Leitsatz
Wird der Güterstand der Zugewinngemeinschaft durch den Tod eines Ehegatten beendet und der Zugewinn nicht ausgeglichen, kommt es bei der Ermittlung der Erbschaftsteuer zu einer Minderung um eine fiktive Ausgleichsforderung. Bei dieser Berechnung wird der Nachlass aber nicht um Zuwendungen erhöht, die sonst dem Endvermögen des Erblassers nach § 1375 Abs. 2 Nr. 1 BGB hinzuzurechnen sind.
Sachverhalt
Die Ehefrau des verstorbenen M erhielt ein Vermächtnis mit einem Steuerwert von 3363 918 DM. Bereits zuvor hatte M umfangreiche unentgeltliche Zuwendungen i.S. des § 1375 Abs. 2 Nr. 1 BGB vorgenommen. Die Eheleute lebten im gesetzlichen Güterstand der Zugewinngemeinschaft. Das Finanzamt berechnete die Erbschaftsteuer indem es den nach § 5 Abs. 1 ErbStG nicht als Erwerb von Todes wegen geltenden Teil der fiktiven Zugewinnausgleichsforderung dadurch ermittelte, dass es die Zugewinnausgleichsforderung im Verhältnis von Steuerwert und Verkehrswert des Nachlasses aufteilte. Dabei erhöhte es den Wert des Nachlasses um die dem Endvermögen hinzuzurechnenden Zuwendungen an Dritte.
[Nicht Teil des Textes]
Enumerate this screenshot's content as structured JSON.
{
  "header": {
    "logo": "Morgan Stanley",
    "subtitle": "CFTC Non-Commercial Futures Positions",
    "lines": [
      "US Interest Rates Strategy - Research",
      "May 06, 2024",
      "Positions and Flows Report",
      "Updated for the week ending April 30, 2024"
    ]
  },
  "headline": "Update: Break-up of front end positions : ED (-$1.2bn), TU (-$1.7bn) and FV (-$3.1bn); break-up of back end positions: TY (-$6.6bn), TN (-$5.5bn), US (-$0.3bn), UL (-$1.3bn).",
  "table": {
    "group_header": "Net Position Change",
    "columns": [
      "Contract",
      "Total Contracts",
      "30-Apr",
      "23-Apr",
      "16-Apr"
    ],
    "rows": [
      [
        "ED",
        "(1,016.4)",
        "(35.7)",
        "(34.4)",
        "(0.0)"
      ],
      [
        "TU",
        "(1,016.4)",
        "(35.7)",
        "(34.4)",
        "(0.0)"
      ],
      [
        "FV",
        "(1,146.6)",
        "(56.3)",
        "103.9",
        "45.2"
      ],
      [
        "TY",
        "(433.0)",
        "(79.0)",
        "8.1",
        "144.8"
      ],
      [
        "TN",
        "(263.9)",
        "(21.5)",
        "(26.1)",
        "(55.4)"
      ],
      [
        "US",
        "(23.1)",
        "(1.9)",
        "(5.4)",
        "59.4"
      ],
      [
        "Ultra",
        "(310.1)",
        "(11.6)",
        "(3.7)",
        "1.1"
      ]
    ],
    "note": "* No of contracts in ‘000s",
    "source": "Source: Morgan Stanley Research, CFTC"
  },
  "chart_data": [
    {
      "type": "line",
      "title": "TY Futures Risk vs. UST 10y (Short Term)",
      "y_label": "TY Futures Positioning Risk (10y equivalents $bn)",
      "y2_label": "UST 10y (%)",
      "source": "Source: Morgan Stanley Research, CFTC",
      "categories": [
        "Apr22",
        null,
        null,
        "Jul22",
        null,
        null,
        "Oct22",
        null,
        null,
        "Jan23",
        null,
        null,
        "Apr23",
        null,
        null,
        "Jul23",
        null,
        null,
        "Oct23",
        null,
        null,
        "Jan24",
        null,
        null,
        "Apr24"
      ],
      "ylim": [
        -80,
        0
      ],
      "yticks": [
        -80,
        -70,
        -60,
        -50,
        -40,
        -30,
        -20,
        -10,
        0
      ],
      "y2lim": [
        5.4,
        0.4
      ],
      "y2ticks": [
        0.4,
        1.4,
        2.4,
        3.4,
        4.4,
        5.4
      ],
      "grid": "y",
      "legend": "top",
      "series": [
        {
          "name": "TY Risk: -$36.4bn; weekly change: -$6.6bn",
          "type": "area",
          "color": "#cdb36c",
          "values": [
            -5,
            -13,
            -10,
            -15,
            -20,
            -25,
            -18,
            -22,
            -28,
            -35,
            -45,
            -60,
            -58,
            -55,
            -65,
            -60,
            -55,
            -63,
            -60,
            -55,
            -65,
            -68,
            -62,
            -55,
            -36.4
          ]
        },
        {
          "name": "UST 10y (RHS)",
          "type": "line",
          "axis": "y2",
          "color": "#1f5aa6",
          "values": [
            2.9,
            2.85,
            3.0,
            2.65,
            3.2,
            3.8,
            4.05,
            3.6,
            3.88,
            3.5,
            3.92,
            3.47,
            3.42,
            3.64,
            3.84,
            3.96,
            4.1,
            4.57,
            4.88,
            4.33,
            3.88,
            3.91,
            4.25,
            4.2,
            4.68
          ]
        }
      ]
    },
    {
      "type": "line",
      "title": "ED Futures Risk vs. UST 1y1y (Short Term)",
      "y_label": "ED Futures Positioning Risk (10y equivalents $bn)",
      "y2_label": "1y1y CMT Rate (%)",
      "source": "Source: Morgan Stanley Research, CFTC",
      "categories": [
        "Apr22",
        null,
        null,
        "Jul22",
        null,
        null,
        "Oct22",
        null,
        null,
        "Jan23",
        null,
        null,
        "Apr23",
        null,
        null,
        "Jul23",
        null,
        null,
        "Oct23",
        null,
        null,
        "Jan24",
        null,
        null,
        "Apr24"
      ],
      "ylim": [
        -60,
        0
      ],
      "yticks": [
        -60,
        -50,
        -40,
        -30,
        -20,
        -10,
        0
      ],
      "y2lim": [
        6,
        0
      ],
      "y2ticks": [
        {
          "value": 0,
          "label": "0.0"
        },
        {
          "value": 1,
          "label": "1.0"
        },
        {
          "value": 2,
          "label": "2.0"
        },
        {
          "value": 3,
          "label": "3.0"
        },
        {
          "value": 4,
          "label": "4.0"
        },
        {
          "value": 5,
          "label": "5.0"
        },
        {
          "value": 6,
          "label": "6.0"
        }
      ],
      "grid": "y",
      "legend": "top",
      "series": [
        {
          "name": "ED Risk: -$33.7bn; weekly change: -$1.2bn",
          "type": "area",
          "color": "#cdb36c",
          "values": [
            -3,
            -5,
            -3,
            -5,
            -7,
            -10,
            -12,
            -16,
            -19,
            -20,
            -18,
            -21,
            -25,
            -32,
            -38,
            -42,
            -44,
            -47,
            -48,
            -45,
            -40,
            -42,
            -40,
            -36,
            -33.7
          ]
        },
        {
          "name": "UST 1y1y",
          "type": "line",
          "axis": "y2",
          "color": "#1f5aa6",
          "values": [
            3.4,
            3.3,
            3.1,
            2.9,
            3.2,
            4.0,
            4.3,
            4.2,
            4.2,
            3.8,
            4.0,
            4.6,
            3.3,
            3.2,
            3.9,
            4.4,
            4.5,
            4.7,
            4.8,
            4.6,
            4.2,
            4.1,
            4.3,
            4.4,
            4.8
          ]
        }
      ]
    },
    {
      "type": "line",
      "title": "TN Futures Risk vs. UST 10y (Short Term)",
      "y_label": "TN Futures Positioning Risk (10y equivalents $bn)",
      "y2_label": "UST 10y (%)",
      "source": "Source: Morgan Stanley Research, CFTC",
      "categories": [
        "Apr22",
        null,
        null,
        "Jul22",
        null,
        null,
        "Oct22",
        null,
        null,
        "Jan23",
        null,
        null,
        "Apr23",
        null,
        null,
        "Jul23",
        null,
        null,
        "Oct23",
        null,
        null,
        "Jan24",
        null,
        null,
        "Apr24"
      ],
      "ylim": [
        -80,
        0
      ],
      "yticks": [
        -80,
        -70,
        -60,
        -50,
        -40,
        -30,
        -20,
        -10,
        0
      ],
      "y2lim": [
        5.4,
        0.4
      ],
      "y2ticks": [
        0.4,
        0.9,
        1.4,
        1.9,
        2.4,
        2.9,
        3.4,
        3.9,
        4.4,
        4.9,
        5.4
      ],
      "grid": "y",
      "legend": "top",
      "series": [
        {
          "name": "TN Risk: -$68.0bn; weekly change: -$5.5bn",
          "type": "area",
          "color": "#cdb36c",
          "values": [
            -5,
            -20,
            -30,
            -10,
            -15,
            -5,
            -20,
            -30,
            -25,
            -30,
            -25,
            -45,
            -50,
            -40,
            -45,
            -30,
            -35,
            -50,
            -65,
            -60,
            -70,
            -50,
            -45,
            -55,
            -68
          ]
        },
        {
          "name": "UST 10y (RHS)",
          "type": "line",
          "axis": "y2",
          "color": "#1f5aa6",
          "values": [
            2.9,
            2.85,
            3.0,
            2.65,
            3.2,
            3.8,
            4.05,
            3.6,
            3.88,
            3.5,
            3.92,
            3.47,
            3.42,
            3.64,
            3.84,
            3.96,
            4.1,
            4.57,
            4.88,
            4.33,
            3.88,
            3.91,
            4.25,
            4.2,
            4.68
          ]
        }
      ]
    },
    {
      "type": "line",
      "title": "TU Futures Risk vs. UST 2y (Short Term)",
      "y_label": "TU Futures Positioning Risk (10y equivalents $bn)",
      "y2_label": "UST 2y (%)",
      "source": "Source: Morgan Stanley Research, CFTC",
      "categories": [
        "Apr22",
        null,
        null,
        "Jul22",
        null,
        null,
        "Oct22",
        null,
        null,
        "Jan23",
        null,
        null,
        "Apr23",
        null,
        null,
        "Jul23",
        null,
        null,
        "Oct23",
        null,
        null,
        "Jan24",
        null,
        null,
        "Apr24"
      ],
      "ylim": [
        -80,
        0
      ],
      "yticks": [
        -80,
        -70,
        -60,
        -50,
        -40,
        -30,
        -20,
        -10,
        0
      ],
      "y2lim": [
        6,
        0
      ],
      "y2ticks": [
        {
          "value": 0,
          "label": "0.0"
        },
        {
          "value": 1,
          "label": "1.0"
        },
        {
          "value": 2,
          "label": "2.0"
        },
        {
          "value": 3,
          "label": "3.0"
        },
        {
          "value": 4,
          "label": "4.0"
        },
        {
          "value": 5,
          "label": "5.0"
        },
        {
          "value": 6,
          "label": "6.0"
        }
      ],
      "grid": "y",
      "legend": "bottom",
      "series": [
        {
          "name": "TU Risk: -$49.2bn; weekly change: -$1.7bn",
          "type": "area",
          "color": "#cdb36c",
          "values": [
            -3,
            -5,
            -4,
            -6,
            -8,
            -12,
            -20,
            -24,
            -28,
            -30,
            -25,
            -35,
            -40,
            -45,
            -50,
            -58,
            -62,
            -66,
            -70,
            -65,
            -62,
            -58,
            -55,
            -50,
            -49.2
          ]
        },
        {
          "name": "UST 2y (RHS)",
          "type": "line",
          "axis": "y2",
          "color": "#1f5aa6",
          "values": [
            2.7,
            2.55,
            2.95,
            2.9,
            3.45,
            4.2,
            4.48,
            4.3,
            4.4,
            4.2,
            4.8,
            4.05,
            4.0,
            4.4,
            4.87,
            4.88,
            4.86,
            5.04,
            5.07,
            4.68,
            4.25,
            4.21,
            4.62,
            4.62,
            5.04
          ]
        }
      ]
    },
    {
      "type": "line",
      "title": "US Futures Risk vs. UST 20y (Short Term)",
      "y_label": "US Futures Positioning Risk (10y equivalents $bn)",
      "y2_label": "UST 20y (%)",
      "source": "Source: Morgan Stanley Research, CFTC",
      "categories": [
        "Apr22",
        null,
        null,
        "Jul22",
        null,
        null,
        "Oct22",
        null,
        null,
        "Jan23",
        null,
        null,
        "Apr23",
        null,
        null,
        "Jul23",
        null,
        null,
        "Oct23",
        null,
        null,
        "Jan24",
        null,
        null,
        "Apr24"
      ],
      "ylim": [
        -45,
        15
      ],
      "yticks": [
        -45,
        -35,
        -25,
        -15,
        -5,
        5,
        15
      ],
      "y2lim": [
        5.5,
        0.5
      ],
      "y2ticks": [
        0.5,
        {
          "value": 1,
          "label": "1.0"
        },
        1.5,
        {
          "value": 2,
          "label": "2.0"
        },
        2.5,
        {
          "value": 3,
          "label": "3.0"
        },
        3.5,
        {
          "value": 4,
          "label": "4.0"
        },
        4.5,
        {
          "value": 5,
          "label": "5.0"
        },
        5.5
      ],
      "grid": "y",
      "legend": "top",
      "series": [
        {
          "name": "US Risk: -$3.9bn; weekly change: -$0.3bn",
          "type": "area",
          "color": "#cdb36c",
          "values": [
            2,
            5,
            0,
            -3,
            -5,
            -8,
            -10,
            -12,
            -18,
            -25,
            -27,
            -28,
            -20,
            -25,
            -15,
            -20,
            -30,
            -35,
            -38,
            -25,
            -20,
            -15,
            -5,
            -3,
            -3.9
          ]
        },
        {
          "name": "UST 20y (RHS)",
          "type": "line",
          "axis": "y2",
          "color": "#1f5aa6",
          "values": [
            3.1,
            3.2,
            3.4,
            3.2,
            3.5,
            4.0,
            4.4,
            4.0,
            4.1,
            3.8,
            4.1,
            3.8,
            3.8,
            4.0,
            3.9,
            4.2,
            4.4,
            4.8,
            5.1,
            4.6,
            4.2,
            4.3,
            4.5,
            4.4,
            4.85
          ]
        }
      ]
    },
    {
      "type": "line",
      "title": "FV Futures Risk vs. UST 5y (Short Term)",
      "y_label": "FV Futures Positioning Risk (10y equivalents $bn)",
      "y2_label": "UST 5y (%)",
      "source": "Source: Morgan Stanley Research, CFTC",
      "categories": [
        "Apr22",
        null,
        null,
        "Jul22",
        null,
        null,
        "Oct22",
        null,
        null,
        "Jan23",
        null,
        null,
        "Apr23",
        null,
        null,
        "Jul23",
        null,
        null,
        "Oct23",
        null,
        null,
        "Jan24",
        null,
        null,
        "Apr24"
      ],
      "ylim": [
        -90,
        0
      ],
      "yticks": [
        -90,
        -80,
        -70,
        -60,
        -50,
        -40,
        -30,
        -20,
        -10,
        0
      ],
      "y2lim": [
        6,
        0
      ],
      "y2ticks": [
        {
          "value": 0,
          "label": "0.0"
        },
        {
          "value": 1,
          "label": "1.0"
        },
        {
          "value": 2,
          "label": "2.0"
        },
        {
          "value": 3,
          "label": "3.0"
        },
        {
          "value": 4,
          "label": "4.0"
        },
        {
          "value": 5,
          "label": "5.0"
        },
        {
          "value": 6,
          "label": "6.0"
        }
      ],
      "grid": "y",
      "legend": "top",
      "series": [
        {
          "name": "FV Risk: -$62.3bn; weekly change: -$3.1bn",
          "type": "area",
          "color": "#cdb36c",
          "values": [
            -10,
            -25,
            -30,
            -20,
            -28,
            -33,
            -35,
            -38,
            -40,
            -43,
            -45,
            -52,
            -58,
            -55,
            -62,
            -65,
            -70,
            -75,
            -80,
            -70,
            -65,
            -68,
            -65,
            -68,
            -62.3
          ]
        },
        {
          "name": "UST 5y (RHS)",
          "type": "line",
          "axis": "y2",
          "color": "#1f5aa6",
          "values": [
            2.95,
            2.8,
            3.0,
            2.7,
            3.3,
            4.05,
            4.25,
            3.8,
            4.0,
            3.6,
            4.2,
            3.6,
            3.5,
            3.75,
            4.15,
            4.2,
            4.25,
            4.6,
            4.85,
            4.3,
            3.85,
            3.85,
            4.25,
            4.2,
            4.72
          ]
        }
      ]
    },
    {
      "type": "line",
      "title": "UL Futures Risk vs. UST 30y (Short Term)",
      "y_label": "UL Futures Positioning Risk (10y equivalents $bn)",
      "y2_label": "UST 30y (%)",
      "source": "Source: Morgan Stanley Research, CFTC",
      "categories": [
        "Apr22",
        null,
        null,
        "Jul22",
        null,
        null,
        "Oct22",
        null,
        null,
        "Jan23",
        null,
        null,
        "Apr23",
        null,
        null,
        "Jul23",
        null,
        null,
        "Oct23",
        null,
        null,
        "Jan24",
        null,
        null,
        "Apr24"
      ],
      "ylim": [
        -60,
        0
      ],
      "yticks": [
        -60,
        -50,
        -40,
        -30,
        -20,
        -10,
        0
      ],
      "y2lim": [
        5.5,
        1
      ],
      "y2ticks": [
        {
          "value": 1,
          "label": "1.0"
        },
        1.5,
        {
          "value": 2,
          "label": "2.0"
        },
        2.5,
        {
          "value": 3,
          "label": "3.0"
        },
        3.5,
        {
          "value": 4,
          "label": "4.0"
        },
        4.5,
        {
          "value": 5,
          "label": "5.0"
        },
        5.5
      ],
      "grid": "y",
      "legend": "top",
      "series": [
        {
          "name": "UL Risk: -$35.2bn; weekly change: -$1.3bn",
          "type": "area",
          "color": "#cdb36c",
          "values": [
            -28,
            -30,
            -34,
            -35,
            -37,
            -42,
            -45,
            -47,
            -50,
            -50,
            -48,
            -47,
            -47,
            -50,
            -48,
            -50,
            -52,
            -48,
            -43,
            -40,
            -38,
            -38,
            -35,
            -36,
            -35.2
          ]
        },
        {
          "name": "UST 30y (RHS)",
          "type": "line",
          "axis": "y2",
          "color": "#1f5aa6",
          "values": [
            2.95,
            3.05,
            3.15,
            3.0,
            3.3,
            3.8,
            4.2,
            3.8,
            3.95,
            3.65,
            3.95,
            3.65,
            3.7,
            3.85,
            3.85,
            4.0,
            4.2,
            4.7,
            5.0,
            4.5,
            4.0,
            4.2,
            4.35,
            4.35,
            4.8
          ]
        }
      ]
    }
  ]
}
Der BFH bejahte zwar die vom Finanzamt vorgenommene verhältnismäßige Kürzung der Zugewinnausgleichsforderung. Denn § 5 Abs. 1 Satz 5 ErbStG gleicht die nach bürgerlichem Recht berechnete fiktive Ausgleichsforderung dem Steuerwertniveau des Nachlasses an. Dagegen war der Nachlass zur Berechnung dieser Kürzung nicht um Schenkungen, die nach § 1375 Abs. 2 BGB dem Endvermögen hinzurechnen sind, zu erhöhen. Denn § 5 Abs. 1 Satz 5 ErbStG knüpft als rein steuerrechtliche Vorschrift an den Nachlass und dessen Steuerwert sowie den nach zivilrechtlichen Grundsätzen ermittelten Wert an. Im Verhältnis dieser beiden Werte wird die steuerfreie fiktive Ausgleichsforderung bestimmt. Dabei können aber Schenkungen, die nach § 1375 Abs. 2 BGB dem Endvermögen zuzurechnen sind, nicht zum Nachlass gerechnet werden. Sie stellen keine Vermögensgegenstände, sondern lediglich Rechengrößen für die Ermittlung der Höhe der Zugewinnausgleichforderung dar. Auch ist es nicht möglich, das Tatbestandsmerkmal Nachlass über seinen Wortlaut hinaus dahin auszulegen, dass es das gesamte in die Berechnung der Zugewinnausgleichsforderung eingehende Endvermögen umfasst.
Hinweis
Ausdrücklich führt der BFH aus, dass die Interpretation der Finanzverwaltung in Abschn. 11 Abs. 5 Satz 4 ErbStR nicht dem Wortlaut des Gesetzes entspricht. Darin knüpft die Finanzverwaltung im Ergebnis nicht an den Begriff des Nachlasses, sondern an den des Endvermögens als rechnerische Bezugsgröße an.
Link zur Entscheidung
BFH, Urteil v. 29.6.2005, II R 7/01.